ひとつのキャラクターの表情や動きを少しずつ変えて膨大な枚数を描き、それを連続して撮影することで滑らかな動作を表現する。近年はCGの導入も進むが、それでもきつい現場だ。「アニメはブラック」を代表するような職場でもあるそうな。

「それに比べると背景ってホワイトって聞いたんです」

そのぶん辞める人が少なく、学校に来る求人票もわずかばかり。だから求職サイトを使って就職先を見つけたのだが、それが問題の会社だったというわけだ。背景の世界も決してホワイトばかりではないとピョピョさんは思い知る。

ピョピョさんの描いた背景画。細部に至るまで緻密に書き込まれている(画・ピョピョさん)

「給料6万円の会社」よりはマシだが…

「新人の頃は手取り15万円。3年目でやっと手取り20万円を超えたんですが、社長からは『3倍働いてください。ちゃんと働かなかったら、また下がるよ』って言われました」

だがアニメーターに比べればずいぶんマシなのだとか。

「給料6万円の会社もあるって聞いたことがあります。プラス、1枚書いたら300円とか」

そんな薄給だろうと、アニメの世界で働きたいという人はおおぜいいる。専門学校などでふるいにかけられてもなお、日本人も外国人も志望者の多い業界だ。安い給料が嫌で辞められても、代わりはいくらでもいる。そこが待遇の悪さにつながっているのでは、とピョピョさんは言う。

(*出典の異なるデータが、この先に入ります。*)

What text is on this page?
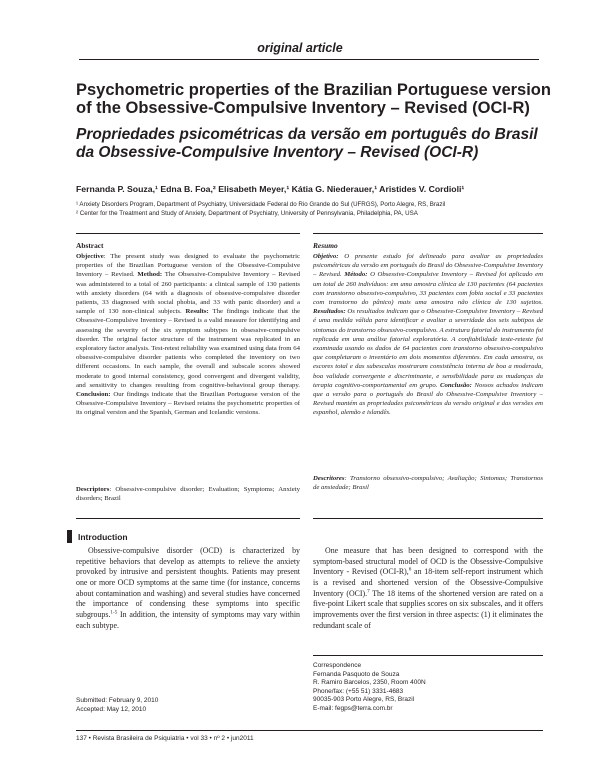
original article
Psychometric properties of the Brazilian Portuguese version of the Obsessive-Compulsive Inventory – Revised (OCI-R)
Propriedades psicométricas da versão em português do Brasil da Obsessive-Compulsive Inventory – Revised (OCI-R)
Fernanda P. Souza,¹ Edna B. Foa,² Elisabeth Meyer,¹ Kátia G. Niederauer,¹ Aristides V. Cordioli¹
¹ Anxiety Disorders Program, Department of Psychiatry, Universidade Federal do Rio Grande do Sul (UFRGS), Porto Alegre, RS, Brazil
² Center for the Treatment and Study of Anxiety, Department of Psychiatry, University of Pennsylvania, Philadelphia, PA, USA
Abstract
Objective: The present study was designed to evaluate the psychometric properties of the Brazilian Portuguese version of the Obsessive-Compulsive Inventory – Revised. Method: The Obsessive-Compulsive Inventory – Revised was administered to a total of 260 participants: a clinical sample of 130 patients with anxiety disorders (64 with a diagnosis of obsessive-compulsive disorder patients, 33 diagnosed with social phobia, and 33 with panic disorder) and a sample of 130 non-clinical subjects. Results: The findings indicate that the Obsessive-Compulsive Inventory – Revised is a valid measure for identifying and assessing the severity of the six symptom subtypes in obsessive-compulsive disorder. The original factor structure of the instrument was replicated in an exploratory factor analysis. Test-retest reliability was examined using data from 64 obsessive-compulsive disorder patients who completed the inventory on two different occasions. In each sample, the overall and subscale scores showed moderate to good internal consistency, good convergent and divergent validity, and sensitivity to changes resulting from cognitive-behavioral group therapy. Conclusion: Our findings indicate that the Brazilian Portuguese version of the Obsessive-Compulsive Inventory – Revised retains the psychometric properties of its original version and the Spanish, German and Icelandic versions.
Descriptors: Obsessive-compulsive disorder; Evaluation; Symptoms; Anxiety disorders; Brazil
Resumo
Objetivo: O presente estudo foi delineado para avaliar as propriedades psicométricas da versão em português do Brasil do Obsessive-Compulsive Inventory – Revised. Método: O Obsessive-Compulsive Inventory – Revised foi aplicado em um total de 260 indivíduos: em uma amostra clínica de 130 pacientes (64 pacientes com transtorno obsessivo-compulsivo, 33 pacientes com fobia social e 33 pacientes com transtorno do pânico) mais uma amostra não clínica de 130 sujeitos. Resultados: Os resultados indicam que o Obsessive-Compulsive Inventory – Revised é uma medida válida para identificar e avaliar a severidade dos seis subtipos de sintomas do transtorno obsessivo-compulsivo. A estrutura fatorial do instrumento foi replicada em uma análise fatorial exploratória. A confiabilidade teste-reteste foi examinada usando os dados de 64 pacientes com transtorno obsessivo-compulsivo que completaram o inventário em dois momentos diferentes. Em cada amostra, os escores total e das subescalas mostraram consistência interna de boa a moderada, boa validade convergente e discriminante, e sensibilidade para as mudanças da terapia cognitivo-comportamental em grupo. Conclusão: Nossos achados indicam que a versão para o português do Brasil do Obsessive-Compulsive Inventory – Revised mantém as propriedades psicométricas da versão original e das versões em espanhol, alemão e islandês.
Descritores: Transtorno obsessivo-compulsivo; Avaliação; Sintomas; Transtornos de ansiedade; Brasil
Introduction
Obsessive-compulsive disorder (OCD) is characterized by repetitive behaviors that develop as attempts to relieve the anxiety provoked by intrusive and persistent thoughts. Patients may present one or more OCD symptoms at the same time (for instance, concerns about contamination and washing) and several studies have concerned the importance of condensing these symptoms into specific subgroups.$^{1-5}$ In addition, the intensity of symptoms may vary within each subtype.
One measure that has been designed to correspond with the symptom-based structural model of OCD is the Obsessive-Compulsive Inventory - Revised (OCI-R),$^6$ an 18-item self-report instrument which is a revised and shortened version of the Obsessive-Compulsive Inventory (OCI).$^7$ The 18 items of the shortened version are rated on a five-point Likert scale that supplies scores on six subscales, and it offers improvements over the first version in three aspects: (1) it eliminates the redundant scale of
Correspondence
Fernanda Pasquoto de Souza
R. Ramiro Barcelos, 2350, Room 400N
Phone/fax: (+55 51) 3331-4683
90035-903 Porto Alegre, RS, Brazil
E-mail: fegps@terra.com.br
Submitted: February 9, 2010
Accepted: May 12, 2010
137 • Revista Brasileira de Psiquiatria • vol 33 • nº 2 • jun2011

それでも、少しずつ大きな仕事を任されるようにもなってきた。

「ほかの人が描いたものもチェックして手直しして、アニメ制作会社の方や監督さんともやりとりして、全体を見る仕事でしたね」

いい経験も積めたのだが、ブラックさに耐えられたのは3年ほど。次々に入ってきては辞めていくほかの社員と同じように、ピョピョさんも退職した。